The solution involves verifying that
characteristic polynomial
is equivalent to $-(lambda+1)^3$, thus demonstrating that the operator $(f+text{id})$ is nilpotent. The matrix representing this operator is denoted as $A+E$ and is given by $$A+E=begin{bmatrix}
-1 & 0 & -1 \
-1 & 0 & -1 \
1 & 0 & 1
end{bmatrix}$$ with a rank of one. Further verification shows that $(A+E)^2=0$ with a rank of zero. Therefore, the
Jordan Canonical form
of $f+text{id}$ is composed of two cells, namely $J_2(0)$ and $J_1(0)$, where $J_d(lambda)$ is a square matrix of size $dtimes d$ with 1’s on
superdiagonal
, $lambda$’s on the diagonal, and zero on all other elements.

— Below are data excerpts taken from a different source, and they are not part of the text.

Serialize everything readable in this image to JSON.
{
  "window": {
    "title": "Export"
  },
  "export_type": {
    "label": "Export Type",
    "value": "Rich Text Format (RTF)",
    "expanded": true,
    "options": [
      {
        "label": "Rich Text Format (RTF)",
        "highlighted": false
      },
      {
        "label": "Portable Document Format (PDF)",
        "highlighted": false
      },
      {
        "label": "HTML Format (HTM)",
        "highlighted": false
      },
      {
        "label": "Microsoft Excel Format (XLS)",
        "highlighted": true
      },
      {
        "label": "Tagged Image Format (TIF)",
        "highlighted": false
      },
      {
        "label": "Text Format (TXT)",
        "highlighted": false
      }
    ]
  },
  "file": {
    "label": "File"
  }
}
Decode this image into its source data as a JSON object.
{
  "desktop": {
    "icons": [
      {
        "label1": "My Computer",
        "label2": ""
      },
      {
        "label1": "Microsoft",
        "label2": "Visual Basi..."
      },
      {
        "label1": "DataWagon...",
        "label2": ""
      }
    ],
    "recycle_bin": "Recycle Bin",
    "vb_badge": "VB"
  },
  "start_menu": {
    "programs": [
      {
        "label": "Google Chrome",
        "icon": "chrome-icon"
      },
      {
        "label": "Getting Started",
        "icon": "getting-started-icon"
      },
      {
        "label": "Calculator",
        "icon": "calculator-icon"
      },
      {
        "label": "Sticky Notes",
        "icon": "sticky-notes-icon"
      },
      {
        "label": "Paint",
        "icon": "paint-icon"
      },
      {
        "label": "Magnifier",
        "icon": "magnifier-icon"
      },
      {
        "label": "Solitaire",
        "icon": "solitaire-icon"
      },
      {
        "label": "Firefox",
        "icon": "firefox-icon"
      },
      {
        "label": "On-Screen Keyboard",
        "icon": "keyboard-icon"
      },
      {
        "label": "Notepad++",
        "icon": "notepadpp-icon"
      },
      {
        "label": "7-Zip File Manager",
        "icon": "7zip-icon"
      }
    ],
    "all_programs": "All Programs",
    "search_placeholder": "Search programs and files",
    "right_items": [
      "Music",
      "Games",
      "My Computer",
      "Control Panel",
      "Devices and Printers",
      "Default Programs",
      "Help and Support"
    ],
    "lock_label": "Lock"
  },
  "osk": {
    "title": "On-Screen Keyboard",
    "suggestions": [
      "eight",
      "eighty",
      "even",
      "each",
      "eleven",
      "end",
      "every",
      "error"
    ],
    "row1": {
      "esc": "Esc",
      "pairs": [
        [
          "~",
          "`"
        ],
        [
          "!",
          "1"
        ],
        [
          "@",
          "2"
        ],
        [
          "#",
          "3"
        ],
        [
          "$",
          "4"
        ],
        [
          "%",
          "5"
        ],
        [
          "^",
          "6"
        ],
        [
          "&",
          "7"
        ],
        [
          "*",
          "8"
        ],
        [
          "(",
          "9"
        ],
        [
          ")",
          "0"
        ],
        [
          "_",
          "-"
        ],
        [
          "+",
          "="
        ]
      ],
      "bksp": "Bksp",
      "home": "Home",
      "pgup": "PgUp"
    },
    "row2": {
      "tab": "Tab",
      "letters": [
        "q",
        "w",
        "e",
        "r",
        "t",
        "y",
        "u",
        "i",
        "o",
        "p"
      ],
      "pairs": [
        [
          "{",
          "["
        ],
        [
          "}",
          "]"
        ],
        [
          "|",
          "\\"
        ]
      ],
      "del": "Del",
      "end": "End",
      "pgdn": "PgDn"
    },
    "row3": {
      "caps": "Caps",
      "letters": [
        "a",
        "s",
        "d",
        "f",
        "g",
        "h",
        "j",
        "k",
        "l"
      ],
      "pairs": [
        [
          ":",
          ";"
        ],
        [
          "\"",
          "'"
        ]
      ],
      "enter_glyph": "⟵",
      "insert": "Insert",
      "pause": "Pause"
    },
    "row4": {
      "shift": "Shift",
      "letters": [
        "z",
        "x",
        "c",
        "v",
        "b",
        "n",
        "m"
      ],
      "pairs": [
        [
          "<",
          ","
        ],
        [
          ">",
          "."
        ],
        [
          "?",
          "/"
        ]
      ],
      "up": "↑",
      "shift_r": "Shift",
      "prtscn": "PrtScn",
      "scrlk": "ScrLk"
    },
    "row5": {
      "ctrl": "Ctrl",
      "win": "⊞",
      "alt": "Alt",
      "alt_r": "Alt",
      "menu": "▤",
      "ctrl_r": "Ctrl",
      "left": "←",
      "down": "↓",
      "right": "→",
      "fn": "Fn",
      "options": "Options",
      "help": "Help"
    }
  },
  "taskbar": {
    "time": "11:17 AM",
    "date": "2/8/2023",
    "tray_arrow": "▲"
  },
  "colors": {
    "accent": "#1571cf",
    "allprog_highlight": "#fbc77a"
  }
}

Consequently, the
Jordan canonical form
of $f$ is given by $$J=begin{bmatrix}
-1 & 1 & 0 \
0 & -1 & 0 \
0 & 0 & -1
end{bmatrix}.$$

To construct the Jordan basis, we can utilize the fact that $(f+text{id})^2=0$. Hence, $mathbb{R^3}$ is the kernel of $(f+text{id})^2$, and it can be verified that $langle (0,1,0),(-1,0,1)rangle$ is the kernel of $(f+text{id})$. For instance, we can select $(0,0,-1)$ as a vector in the kernel of $(f+text{id})^2$ but not in the kernel of $(f+text{id})$. Applying $(f+text{id})$ to this vector yields $(1,1,-1)$.

To complete the process, it is necessary to select a vector from $ker(f+text{id})$ that is not dependent on $(1,1,-1)$ and $(-1,1,1)$. A suitable vector for this purpose is $(-1,1,1)$.

We can assign labels to the vectors as follows: $e_1=(1,1,-1)$, $e_2=(0,0,-1)$, and $e_3=(-1,1,1)$. These vectors form a Jordan basis denoted by $e_1,e_2,e_3$ and the matrix representation of the operator $f$ in this basis is $J$.

Could someone please verify if everything is okay here? I may have overlooked certain calculations and clarifications.


Solution:

All is well, but when choosing the basis for the eigenvalue with multiplicity, it’s recommended (but not obligatory) to keep it orthogonal. Therefore, for $e_3$, I suggest using $e_3=(-1,2,1)$. It’s a matter of choice for this particular problem, but if further work with these vectors is required, orthogonality may be helpful in reducing work.

Your method of locating the cells of
jordan matrix
functions effectively in 3d, but may not be applicable in higher dimensions. Take, for instance, the polynomials $(lambda+1)^4=0$ and $(f+id)^2=0″, which have two possible solutions: $(J_2,J_2)$ and $(J_2,J_1,J_1)`. You are likely aware of this fact.